До этого Джим не задумывался о том, что такое возможно. Даже если дяди ему что-то и приготовили, то теперь они ему ничего не подарят. А если у мамы и был для него подарок, то почему бы ей не отдать его за завтраком?

– Думаю, что нет, – сказал Джим.

Лягушка у него внутри стала забираться по позвоночнику наверх к шее.

– Это ужасно, – сказал Уайти. – Чтобы у тебя был день рождения и тебе исполнилось десять, – а это уже возраст! – и тебе не подарили ни одного подарка. Слышал ли ты когда-либо что-нибудь хуже?

Джим кивнул. Ему не хотелось плакать перед Уайти, но, казалось, этого не избежать.

– Что ж, – сказал Уайти, – придется нам что-то предпринять. Подожди минутку.

Он остановился посередине улицы.
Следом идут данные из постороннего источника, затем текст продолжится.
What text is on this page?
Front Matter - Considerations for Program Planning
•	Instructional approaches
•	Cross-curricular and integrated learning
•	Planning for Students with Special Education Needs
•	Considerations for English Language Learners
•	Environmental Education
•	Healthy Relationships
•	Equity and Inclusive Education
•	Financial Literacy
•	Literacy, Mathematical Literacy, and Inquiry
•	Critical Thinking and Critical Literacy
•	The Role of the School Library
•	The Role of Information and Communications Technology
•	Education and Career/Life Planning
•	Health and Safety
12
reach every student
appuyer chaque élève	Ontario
Порылся в карманах брюк и вытащил полбрикетика жевательного табака.

– Ты жуешь? – спросил он.

– Не-а, – ответил Джим.

– Гм, – изрек Уайти. Он порылся в карманах куртки и извлек маленький блокнотик. – Может, тебе нужно что-то записывать в записной книжке?

Джим покачал головой.

– Я так и думал, – отозвался Уайти.

Он залез в другой карман и пошарил там как следует. Когда рука его вылезла из этого кармана, в ней оказался новенький бейсбольный мяч.
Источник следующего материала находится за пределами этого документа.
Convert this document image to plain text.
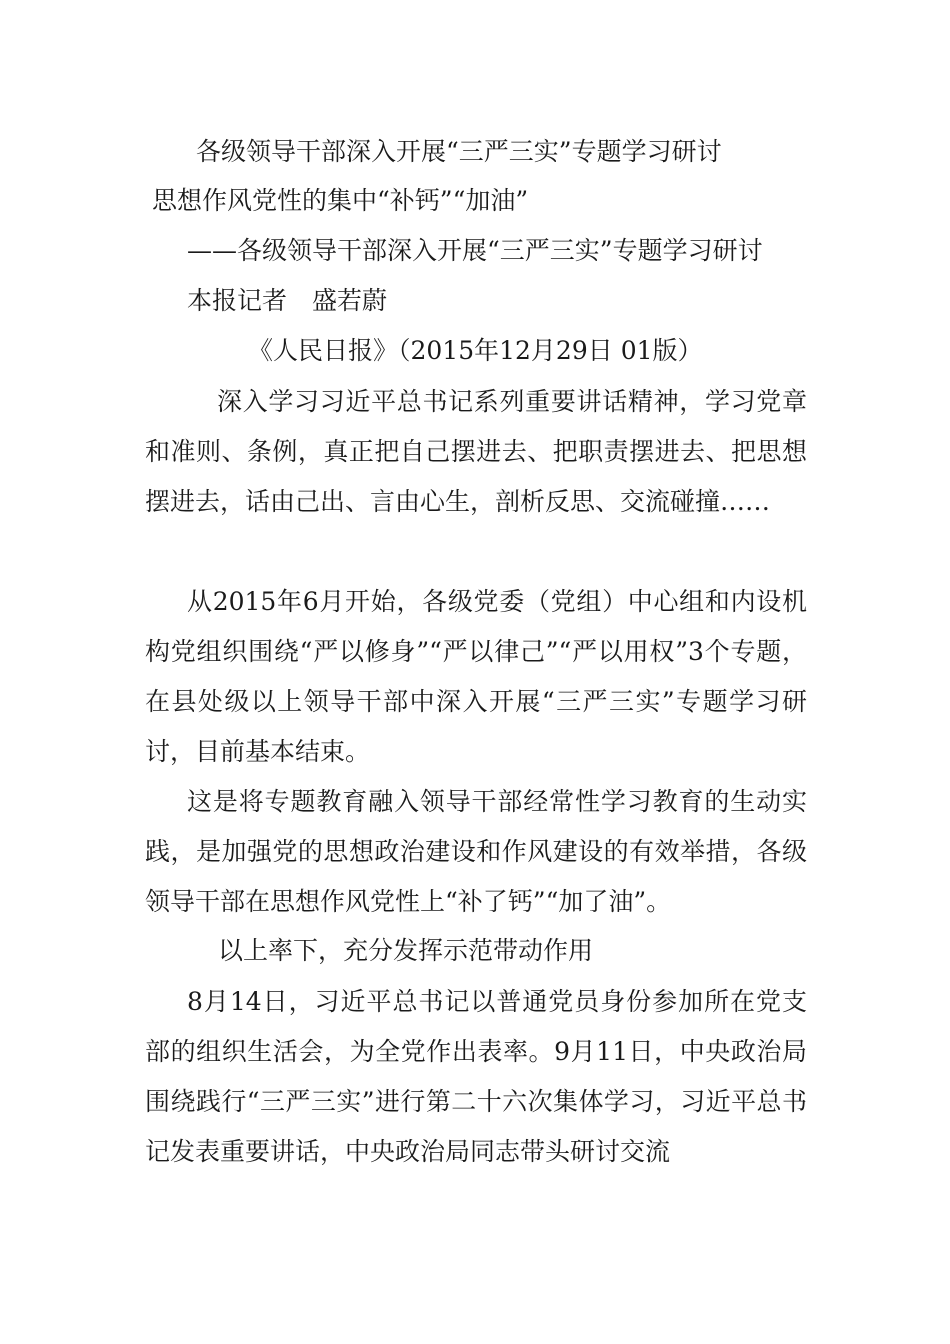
各级领导干部深入开展“三严三实”专题学习研讨
思想作风党性的集中“补钙”“加油”
——各级领导干部深入开展“三严三实”专题学习研讨
本报记者　盛若蔚
《人民日报》（2015年12月29日 01版）

深入学习习近平总书记系列重要讲话精神，学习党章和准则、条例，真正把自己摆进去、把职责摆进去、把思想摆进去，话由己出、言由心生，剖析反思、交流碰撞……

从2015年6月开始，各级党委（党组）中心组和内设机构党组织围绕“严以修身”“严以律己”“严以用权”3个专题，在县处级以上领导干部中深入开展“三严三实”专题学习研讨，目前基本结束。

这是将专题教育融入领导干部经常性学习教育的生动实践，是加强党的思想政治建设和作风建设的有效举措，各级领导干部在思想作风党性上“补了钙”“加了油”。

以上率下，充分发挥示范带动作用

8月14日，习近平总书记以普通党员身份参加所在党支部的组织生活会，为全党作出表率。9月11日，中央政治局围绕践行“三严三实”进行第二十六次集体学习，习近平总书记发表重要讲话，中央政治局同志带头研讨交流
– А этот как тебе? – спросил он. – Пойдет в дело?

Джим затаил дыхание.

– Это мне? – спросил он.

– Ну, если ты умеешь им пользоваться, – сказал Уайти.

– Я умею им пользоваться! – воскликнул Джим. – Я умею! Умею!
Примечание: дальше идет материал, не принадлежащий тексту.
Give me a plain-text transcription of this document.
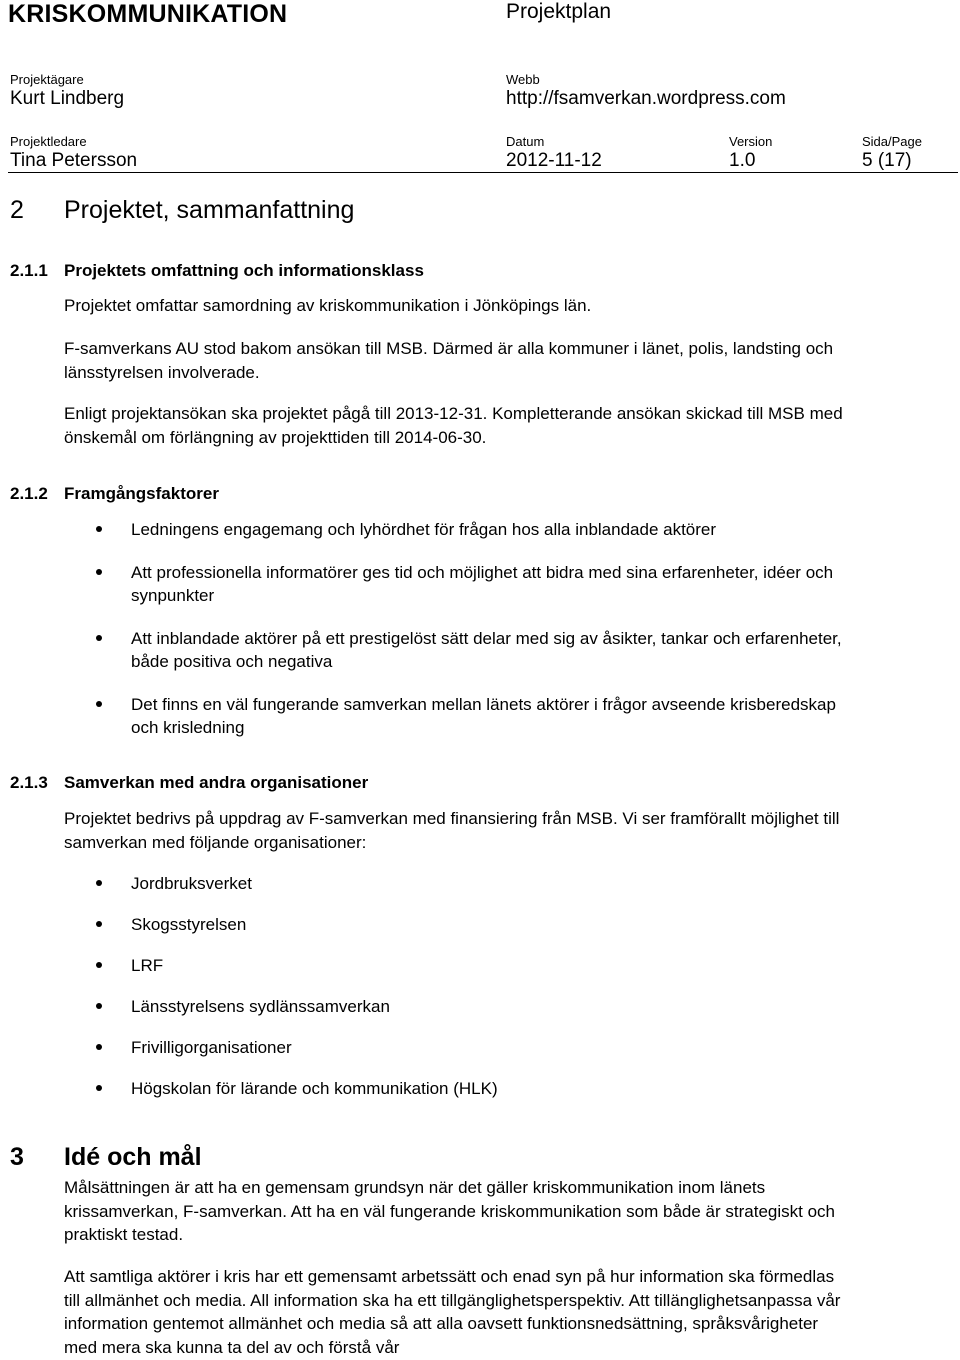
KRISKOMMUNIKATION	Projektplan
Projektägare
Kurt Lindberg
Webb
http://fsamverkan.wordpress.com
Projektledare
Tina Petersson
Datum
2012-11-12
Version
1.0
Sida/Page
5 (17)
2 Projektet, sammanfattning
2.1.1 Projektets omfattning och informationsklass
Projektet omfattar samordning av kriskommunikation i Jönköpings län.
F-samverkans AU stod bakom ansökan till MSB. Därmed är alla kommuner i länet, polis, landsting och länsstyrelsen involverade.
Enligt projektansökan ska projektet pågå till 2013-12-31. Kompletterande ansökan skickad till MSB med önskemål om förlängning av projekttiden till 2014-06-30.
2.1.2 Framgångsfaktorer
Ledningens engagemang och lyhördhet för frågan hos alla inblandade aktörer
Att professionella informatörer ges tid och möjlighet att bidra med sina erfarenheter, idéer och synpunkter
Att inblandade aktörer på ett prestigelöst sätt delar med sig av åsikter, tankar och erfarenheter, både positiva och negativa
Det finns en väl fungerande samverkan mellan länets aktörer i frågor avseende krisberedskap och krisledning
2.1.3 Samverkan med andra organisationer
Projektet bedrivs på uppdrag av F-samverkan med finansiering från MSB. Vi ser framförallt möjlighet till samverkan med följande organisationer:
Jordbruksverket
Skogsstyrelsen
LRF
Länsstyrelsens sydlänssamverkan
Frivilligorganisationer
Högskolan för lärande och kommunikation (HLK)
3 Idé och mål
Målsättningen är att ha en gemensam grundsyn när det gäller kriskommunikation inom länets krissamverkan, F-samverkan. Att ha en väl fungerande kriskommunikation som både är strategiskt och praktiskt testad.
Att samtliga aktörer i kris har ett gemensamt arbetssätt och enad syn på hur information ska förmedlas till allmänhet och media. All information ska ha ett tillgänglighetsperspektiv. Att tillänglighetsanpassa vår information gentemot allmänhet och media så att alla oavsett funktionsnedsättning, språksvårigheter med mera ska kunna ta del av och förstå vår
– Хорошо, – сказал Уайти. – А то мне уже надоело везде его носить с собой. И карман из-за него оттягивается. Я купил его на Рождество для моей бабушки, да у нее нет биты.

Он передал мяч Джиму.

– Спасибо, Уайти, – проговорил Джим.

Он смотрел на бейсбольный мяч в своей руке, как будто тот был сделан из золота. Его старый бейсбольный мяч дома был тяжелым, как пушечное ядро. Один раз он случайно забыл его под дождем, а потом не решался попросить, чтобы ему купили другой. Но этот мячик был абсолютно новенький, белее, чем шляпа у Уайти. Джиму казалось, что он может забросить его на милю. Он подбросил мяч в воздух. Уайти подпрыгнул и поймал мяч прежде, чем тот полетел вниз.

– Так ты уверен, что умеешь им пользоваться? – переспросил он.

– УАЙТИ! – закричал Джим.

– Ну хорошо, – сказала Уайти, – я просто проверил. Он вернул мяч Джиму, и они вместе стали спускаться с холма.

Крестины

Когда после полудня дяди пришли домой, Джим не сказал ни слова о бейсбольном мяче, который подарил ему Уайти Уайтсайд, потому что у него зародилось подозрение, что говорить об этом было бы не к месту. За едой дяди и мама разговаривали мало. По поводу того, что произошло сегодня в поле, никто не сказал ни слова. Джим решил, что бейсбольный мяч нужно будет спрятать в сарае и пусть он там лежит, пока Уайти Уайтсайд не вернется в город. А тогда он его ему вернет.

– Хорошее сегодня было утро, правда Элли? – заметил дядя Зино.

– И, как мне кажется, мы с толком его провели, – заметил дядя Эл.

Дядя Зино размешал кусочек масла в яблочном коблере, который мама приготовила на десерт. Джим еще раньше заметил, что пирога она не испекла.

– Похоже, ты здесь сделал больше, чем мы все вместе взятые, – заметил дядя Зино.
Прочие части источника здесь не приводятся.